Parteitag: Die zwei Vorsitzenden mit Rekordergebnis wiedergewählt - Versuchung zu überzogenen Forderungen

BIELEFELD
3 Min.

Kommentieren

Sie müssen sich anmelden um diese Funktionalität nutzen zu können.

Auch der Schutz des Amazonasgebiets und der indigenen Völker war Thema beim Grünen-Parteitag. Hier danken die wiedergewählten Vorsitzenden Annalena Baerbock (li.) und Robert Habeck der brasilianischen Aktivistin Nara Baré. Foto: Guido Kirchner (dpa)
Foto: Guido Kirchner
Da­mit hat kei­ner ge­rech­net. »Die Grü­nen nei­gen nicht da­zu, über­schäu­mend zu sein«, sagt Jür­gen Trit­tin. Kurz dar­auf sieht sich der alt­ge­di­en­te Par­tei­fuchs ei­nes Bes­se­ren be­lehrt. 90,4 Pro­zent für Robert Ha­beck und gar 97,1 Pro­zent für An­na­le­na Baer­bock.

Da ringen nicht nur die beiden wiedergewählten Vorsitzenden um Fassung. Auch manchen Delegierten ist das Rekordergebnis nicht ganz geheuer. »Irre« nennt der Bundestagsabgeordnete Omid Nouripour den Wahlausgang.

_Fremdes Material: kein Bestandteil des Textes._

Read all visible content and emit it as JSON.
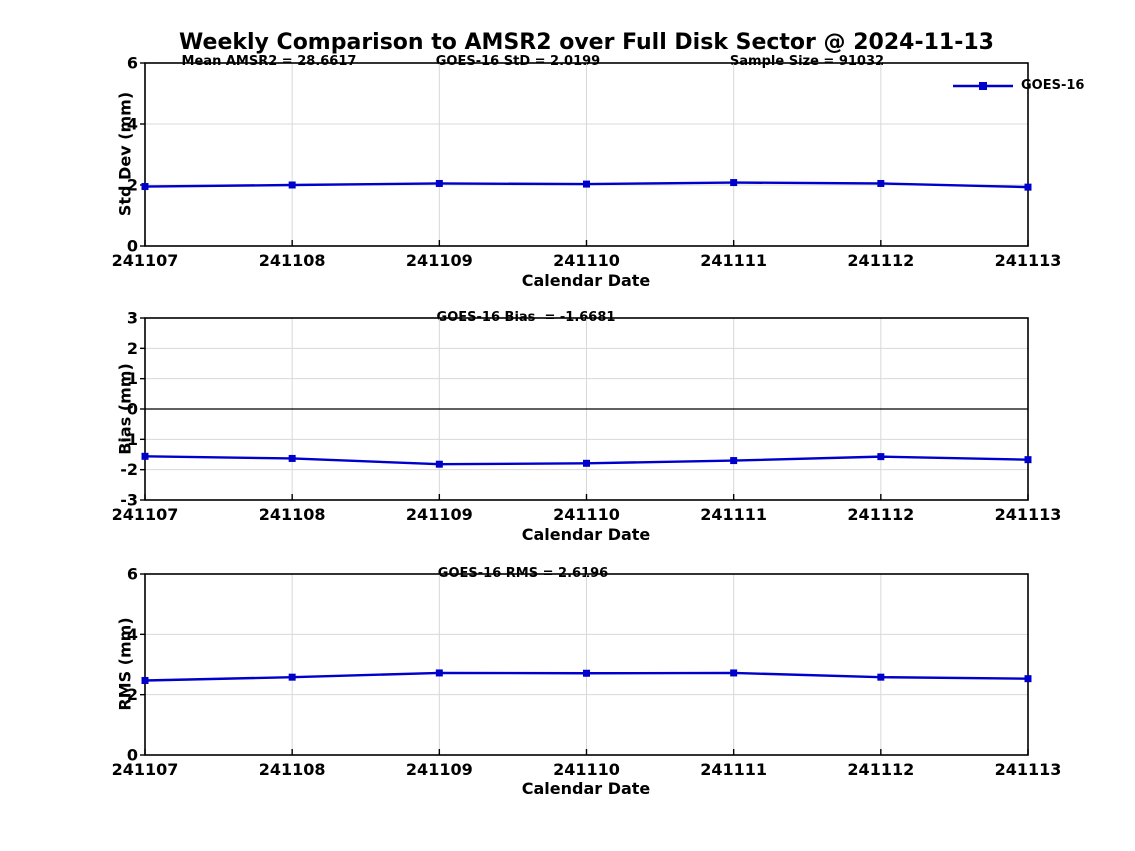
{
  "figure": {
    "title": "Weekly Comparison to AMSR2 over Full Disk Sector @ 2024-11-13",
    "background_color": "#ffffff",
    "line_color": "#0000cc",
    "grid_color": "#d8d8d8",
    "axis_color": "#000000",
    "legend": {
      "label": "GOES-16"
    }
  },
  "chart_data": [
    {
      "type": "line",
      "ylabel": "Std Dev (mm)",
      "xlabel": "Calendar Date",
      "categories": [
        "241107",
        "241108",
        "241109",
        "241110",
        "241111",
        "241112",
        "241113"
      ],
      "series": [
        {
          "name": "GOES-16",
          "values": [
            1.95,
            2.0,
            2.05,
            2.03,
            2.08,
            2.05,
            1.93
          ]
        }
      ],
      "ylim": [
        0,
        6
      ],
      "yticks": [
        0,
        2,
        4,
        6
      ],
      "grid": true,
      "zero_line": false,
      "legend_position": "top-right",
      "annotations": [
        "Mean AMSR2 = 28.6617",
        "GOES-16 StD = 2.0199",
        "Sample Size = 91032"
      ]
    },
    {
      "type": "line",
      "ylabel": "Bias (mm)",
      "xlabel": "Calendar Date",
      "categories": [
        "241107",
        "241108",
        "241109",
        "241110",
        "241111",
        "241112",
        "241113"
      ],
      "series": [
        {
          "name": "GOES-16",
          "values": [
            -1.56,
            -1.63,
            -1.82,
            -1.79,
            -1.7,
            -1.57,
            -1.67
          ]
        }
      ],
      "ylim": [
        -3,
        3
      ],
      "yticks": [
        -3,
        -2,
        -1,
        0,
        1,
        2,
        3
      ],
      "grid": true,
      "zero_line": true,
      "annotations": [
        "GOES-16 Bias  = -1.6681"
      ]
    },
    {
      "type": "line",
      "ylabel": "RMS (mm)",
      "xlabel": "Calendar Date",
      "categories": [
        "241107",
        "241108",
        "241109",
        "241110",
        "241111",
        "241112",
        "241113"
      ],
      "series": [
        {
          "name": "GOES-16",
          "values": [
            2.47,
            2.58,
            2.72,
            2.71,
            2.72,
            2.58,
            2.53
          ]
        }
      ],
      "ylim": [
        0,
        6
      ],
      "yticks": [
        0,
        2,
        4,
        6
      ],
      "grid": true,
      "zero_line": false,
      "annotations": [
        "GOES-16 RMS = 2.6196"
      ]
    }
  ]
}
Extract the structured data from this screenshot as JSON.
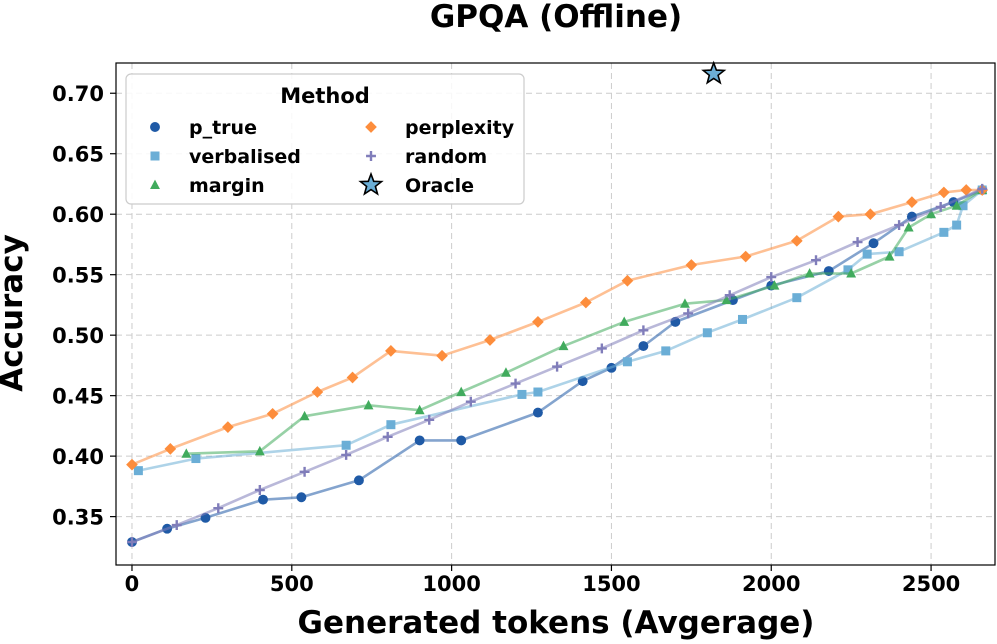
{
  "chart_data": {
    "type": "line",
    "title": "GPQA (Offline)",
    "xlabel": "Generated tokens (Avgerage)",
    "ylabel": "Accuracy",
    "xlim": [
      -50,
      2700
    ],
    "ylim": [
      0.31,
      0.725
    ],
    "xticks": [
      0,
      500,
      1000,
      1500,
      2000,
      2500
    ],
    "yticks": [
      0.35,
      0.4,
      0.45,
      0.5,
      0.55,
      0.6,
      0.65,
      0.7
    ],
    "ytick_labels": [
      "0.35",
      "0.40",
      "0.45",
      "0.50",
      "0.55",
      "0.60",
      "0.65",
      "0.70"
    ],
    "grid": true,
    "legend": {
      "title": "Method",
      "placement": "top-left",
      "columns": 2
    },
    "series": [
      {
        "name": "p_true",
        "color": "#1f5aa6",
        "marker": "circle",
        "x": [
          0,
          110,
          230,
          410,
          530,
          710,
          900,
          1030,
          1270,
          1410,
          1500,
          1600,
          1700,
          1880,
          2000,
          2180,
          2320,
          2440,
          2570,
          2660
        ],
        "y": [
          0.329,
          0.34,
          0.349,
          0.364,
          0.366,
          0.38,
          0.413,
          0.413,
          0.436,
          0.462,
          0.473,
          0.491,
          0.511,
          0.529,
          0.541,
          0.553,
          0.576,
          0.598,
          0.61,
          0.62
        ]
      },
      {
        "name": "verbalised",
        "color": "#6baed6",
        "marker": "square",
        "x": [
          20,
          200,
          670,
          810,
          1220,
          1270,
          1550,
          1670,
          1800,
          1910,
          2080,
          2240,
          2300,
          2400,
          2540,
          2580,
          2600,
          2660
        ],
        "y": [
          0.388,
          0.398,
          0.409,
          0.426,
          0.451,
          0.453,
          0.478,
          0.487,
          0.502,
          0.513,
          0.531,
          0.554,
          0.567,
          0.569,
          0.585,
          0.591,
          0.607,
          0.62
        ]
      },
      {
        "name": "margin",
        "color": "#41ab5d",
        "marker": "triangle",
        "x": [
          170,
          400,
          540,
          740,
          900,
          1030,
          1170,
          1350,
          1540,
          1730,
          1860,
          2010,
          2120,
          2250,
          2370,
          2430,
          2500,
          2580,
          2660
        ],
        "y": [
          0.402,
          0.404,
          0.433,
          0.442,
          0.438,
          0.453,
          0.469,
          0.491,
          0.511,
          0.526,
          0.529,
          0.541,
          0.551,
          0.551,
          0.565,
          0.589,
          0.6,
          0.607,
          0.62
        ]
      },
      {
        "name": "perplexity",
        "color": "#fd8d3c",
        "marker": "diamond",
        "x": [
          0,
          120,
          300,
          440,
          580,
          690,
          810,
          970,
          1120,
          1270,
          1420,
          1550,
          1750,
          1920,
          2080,
          2210,
          2310,
          2440,
          2540,
          2610,
          2660
        ],
        "y": [
          0.393,
          0.406,
          0.424,
          0.435,
          0.453,
          0.465,
          0.487,
          0.483,
          0.496,
          0.511,
          0.527,
          0.545,
          0.558,
          0.565,
          0.578,
          0.598,
          0.6,
          0.61,
          0.618,
          0.62,
          0.62
        ]
      },
      {
        "name": "random",
        "color": "#807dba",
        "marker": "plus",
        "x": [
          0,
          140,
          270,
          400,
          540,
          670,
          800,
          930,
          1060,
          1200,
          1330,
          1470,
          1600,
          1740,
          1870,
          2000,
          2140,
          2270,
          2400,
          2530,
          2660
        ],
        "y": [
          0.329,
          0.343,
          0.357,
          0.372,
          0.387,
          0.401,
          0.416,
          0.43,
          0.445,
          0.46,
          0.474,
          0.489,
          0.504,
          0.518,
          0.533,
          0.548,
          0.562,
          0.577,
          0.591,
          0.606,
          0.621
        ]
      },
      {
        "name": "Oracle",
        "color": "#6baed6",
        "marker": "star",
        "x": [
          1820
        ],
        "y": [
          0.716
        ]
      }
    ]
  }
}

Und ergänzt: Das sei »der Lohn für mitreißende Reden als Krönung von zwei Jahren grüner Erfolgsgeschichte«.

Baerbock und Habeck hatten die Parteiführung Anfang 2018 nach dem Scheitern der Jamaika-Verhandlungen übernommen. Und seitdem ging es für die Grünen tatsächlich nur bergauf. Allein die Mitgliederzahl ist um rund ein Drittel auf 94 000 gestiegen. In den meisten Bundesländern sitzen die Grünen mit am Kabinettstisch.

Roth lobt Ausgleichskurs

Kein Wunder, dass sie sich auf ihrem Parteitag in Bielefeld nun kräftig selbst feiern. Auch Claudia Roth, einst selbst rund zehn Jahre lang Parteivorsitzende, schwärmt über das alte und neue Führungsduo: »Beide haben es geschafft, dass die verschiedenen Flügel in der Partei bei ihnen zuhause sind«.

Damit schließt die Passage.